Catwoman - Der Film
Aus Film-Lexikon.de
|
|
Kritiken
Dirk Jasper: "Catwoman" ist in der Gegenwart angekommen und kämpft mit der Kraft der Katze und ihrer Peitsche für die Underdogs. Dies auch mal mit illegalen Mitteln.

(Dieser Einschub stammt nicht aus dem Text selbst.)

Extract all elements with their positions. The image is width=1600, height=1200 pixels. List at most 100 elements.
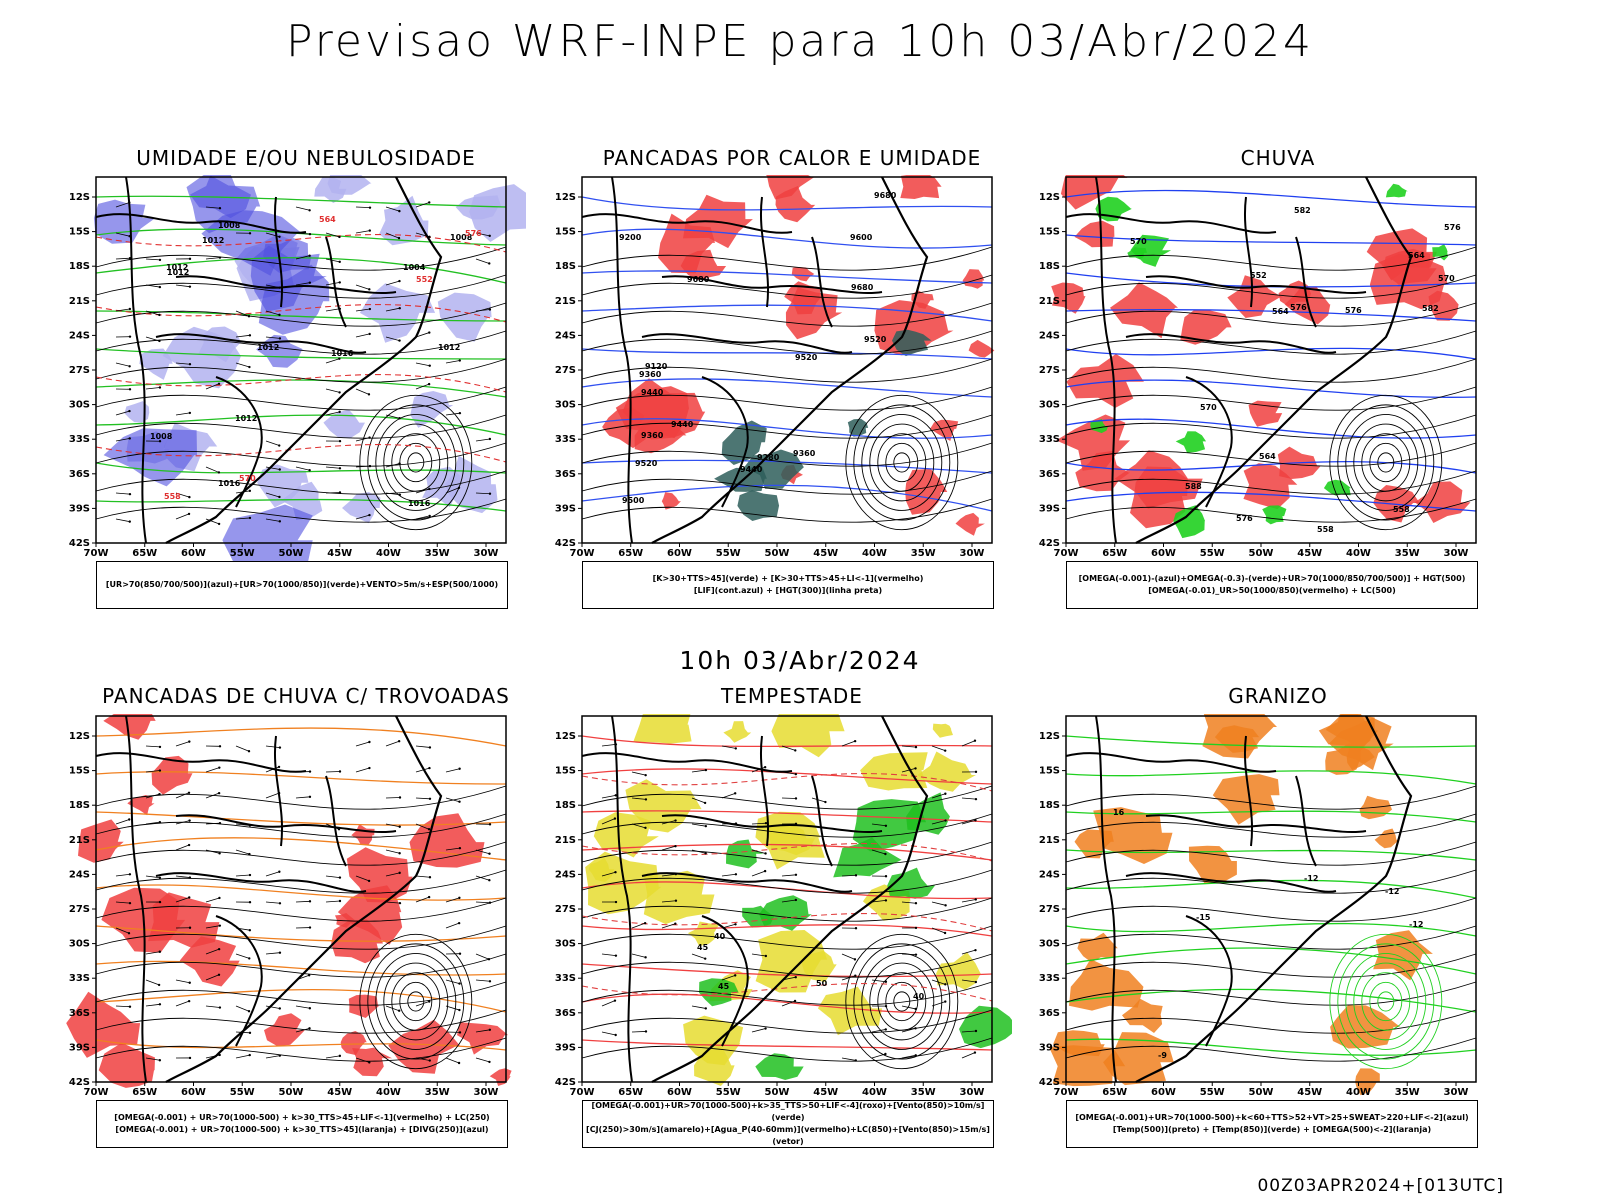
contour-label: 558 [164, 492, 181, 501]
lon-tick-label: 55W [1200, 548, 1225, 559]
lon-tick-label: 50W [279, 548, 304, 559]
contour-label: 1012 [235, 414, 257, 423]
contour-label: 9120 [645, 362, 668, 371]
lat-tick-label: 33S [1039, 973, 1060, 984]
lat-tick-label: 30S [69, 939, 90, 950]
lon-tick-label: 60W [1151, 548, 1176, 559]
lon-tick-label: 30W [1444, 1087, 1469, 1098]
legend-line: [OMEGA(-0.001)-(azul)+OMEGA(-0.3)-(verde… [1078, 574, 1466, 583]
lon-tick-label: 65W [132, 1087, 157, 1098]
contour-label: -9 [1158, 1051, 1167, 1060]
lat-tick-label: 18S [69, 800, 90, 811]
contour-label: 576 [1444, 223, 1461, 232]
contour-label: -12 [1409, 920, 1423, 929]
lat-tick-label: 36S [69, 469, 90, 480]
lon-tick-label: 55W [1200, 1087, 1225, 1098]
lat-tick-label: 30S [1039, 939, 1060, 950]
lat-tick-label: 18S [69, 261, 90, 272]
contour-label: 558 [1393, 505, 1410, 514]
lat-tick-label: 36S [555, 1008, 576, 1019]
contour-label: 45 [718, 982, 730, 991]
lon-tick-label: 55W [230, 548, 255, 559]
lon-tick-label: 45W [1297, 548, 1322, 559]
contour-label: 582 [1422, 304, 1439, 313]
contour-label: 576 [465, 229, 482, 238]
lon-tick-label: 60W [667, 548, 692, 559]
contour-label: 1016 [218, 479, 241, 488]
lon-tick-label: 50W [765, 548, 790, 559]
panel-tempestade: TEMPESTADE [552, 684, 1032, 1164]
lat-tick-label: 12S [555, 192, 576, 203]
lat-tick-label: 36S [69, 1008, 90, 1019]
contour-label: 564 [1272, 307, 1289, 316]
contour-label: 1016 [331, 349, 354, 358]
lat-tick-label: 18S [1039, 261, 1060, 272]
lat-tick-label: 18S [1039, 800, 1060, 811]
lat-tick-label: 12S [555, 731, 576, 742]
lon-tick-label: 35W [1395, 548, 1420, 559]
lat-tick-label: 21S [1039, 296, 1060, 307]
lat-tick-label: 39S [555, 1042, 576, 1053]
contour-label: 16 [1113, 808, 1125, 817]
legend-line: [OMEGA(-0.01)_UR>50(1000/850)(vermelho) … [1148, 586, 1396, 595]
legend-box: [OMEGA(-0.001)+UR>70(1000-500)+k<60+TTS>… [1066, 1100, 1478, 1148]
lon-tick-label: 50W [765, 1087, 790, 1098]
contour-label: 40 [714, 932, 726, 941]
lon-tick-label: 30W [1444, 548, 1469, 559]
contour-label: 552 [1250, 271, 1267, 280]
lat-tick-label: 33S [69, 434, 90, 445]
lat-tick-label: 21S [69, 296, 90, 307]
contour-label: 564 [1408, 251, 1425, 260]
lat-tick-label: 42S [1039, 538, 1060, 549]
lat-tick-label: 42S [69, 1077, 90, 1088]
lon-tick-label: 35W [911, 1087, 936, 1098]
lon-tick-label: 30W [960, 548, 985, 559]
legend-line: [OMEGA(-0.001)+UR>70(1000-500)+k<60+TTS>… [1075, 1113, 1469, 1122]
lat-tick-label: 30S [69, 400, 90, 411]
contour-label: 9440 [740, 465, 763, 474]
contour-label: 9360 [641, 431, 664, 440]
lat-tick-label: 12S [69, 192, 90, 203]
contour-label: 9520 [635, 459, 658, 468]
lat-tick-label: 30S [555, 400, 576, 411]
contour-label: 570 [1438, 274, 1455, 283]
contour-label: 582 [1294, 206, 1311, 215]
contour-label: 9680 [687, 275, 710, 284]
lon-tick-label: 35W [1395, 1087, 1420, 1098]
contour-label: 9680 [874, 191, 897, 200]
lon-tick-label: 45W [327, 1087, 352, 1098]
lat-tick-label: 24S [1039, 330, 1060, 341]
contour-label: 9520 [795, 353, 818, 362]
lat-tick-label: 30S [555, 939, 576, 950]
lat-tick-label: 27S [1039, 904, 1060, 915]
legend-box: [K>30+TTS>45](verde) + [K>30+TTS>45+LI<-… [582, 561, 994, 609]
lat-tick-label: 24S [69, 330, 90, 341]
contour-label: 564 [1259, 452, 1276, 461]
lon-tick-label: 60W [181, 1087, 206, 1098]
lat-tick-label: 39S [555, 503, 576, 514]
lon-tick-label: 65W [618, 1087, 643, 1098]
lat-tick-label: 33S [1039, 434, 1060, 445]
lon-tick-label: 45W [813, 548, 838, 559]
lat-tick-label: 27S [555, 365, 576, 376]
lat-tick-label: 33S [555, 973, 576, 984]
contour-label: 1012 [167, 268, 189, 277]
contour-label: 9500 [622, 496, 645, 505]
lon-tick-label: 55W [716, 1087, 741, 1098]
lon-tick-label: 50W [279, 1087, 304, 1098]
lon-tick-label: 50W [1249, 1087, 1274, 1098]
lon-tick-label: 70W [84, 548, 109, 559]
contour-label: 570 [1130, 237, 1147, 246]
lat-tick-label: 18S [555, 800, 576, 811]
contour-label: 9520 [864, 335, 887, 344]
panel-chuva: CHUVA [1038, 146, 1518, 626]
lon-tick-label: 40W [862, 1087, 887, 1098]
panel-title: TEMPESTADE [721, 684, 863, 708]
contour-label: 1008 [150, 432, 173, 441]
contour-label: 40 [913, 992, 925, 1001]
lat-tick-label: 27S [1039, 365, 1060, 376]
lat-tick-label: 24S [555, 330, 576, 341]
lat-tick-label: 39S [1039, 503, 1060, 514]
lon-tick-label: 60W [667, 1087, 692, 1098]
legend-box: [OMEGA(-0.001)+UR>70(1000-500)+k>35_TTS>… [582, 1100, 994, 1148]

Andreas Pecht/ddp (Rhein-Zeitung 7./8. August 2004): Im kleinen Kreis der maskierten Leinwandsuperhelden ist Catwoman als zentrale Kampffigur aber doch eine neuartige Erscheinung. Klugheit, Stärke, Schnelligkeit hat sie mit den Super-, Bat- und Spidermännern gemeinsam. Doch während die Herren als Sexappeal-lose immergute Muskel- und Biedermänner die Welt retten, muss Berry vor hergezeigter Sinnlichkeit sprühen, zugleich aber unnahbar bleiben. Auf die Idee, dass so ein Beitrag zur Frauenemanzipation aussieht, kann man wohl nur in Hollywood kommen.
Peter Koberger (Treffpunkt Kino 08/2004): freiwillig - und hoffnungslos verloren.
Bemerkungen
1949 erblickte Catwoman im ersten „Batman“-Heft von DC-Comics das Licht der Welt. Halle Berry über den Film: „Dies ist ein Popcorn-Film, ein Schenkelklatscher, ein echtes Sommer-Action-Abenteuer. Es gibt viel zu lachen, eine zu Herzen gehende Liebesgeschichte und jede Menge Balgereien.“ Mit Catwoman gibt Regisseur Pitof sein US-amerikanisches Regiedebüt. Bekannt als Regisseur wurde er mit dem mitreißenden und preisgekrönten Spielfilm „Vidocq“. Außerdem wirkte er an Jeunets und Mark Caros Filmen „Delicatessen“ und „Die Stadt der verlorenen Kinder“ mit. Der Titelsong „Scandalous“ von der Band Mystic wurde von Klaus Badelt komponiert (u. a. „Fluch der Karibik“ und Werner Herzogs „Invincible“).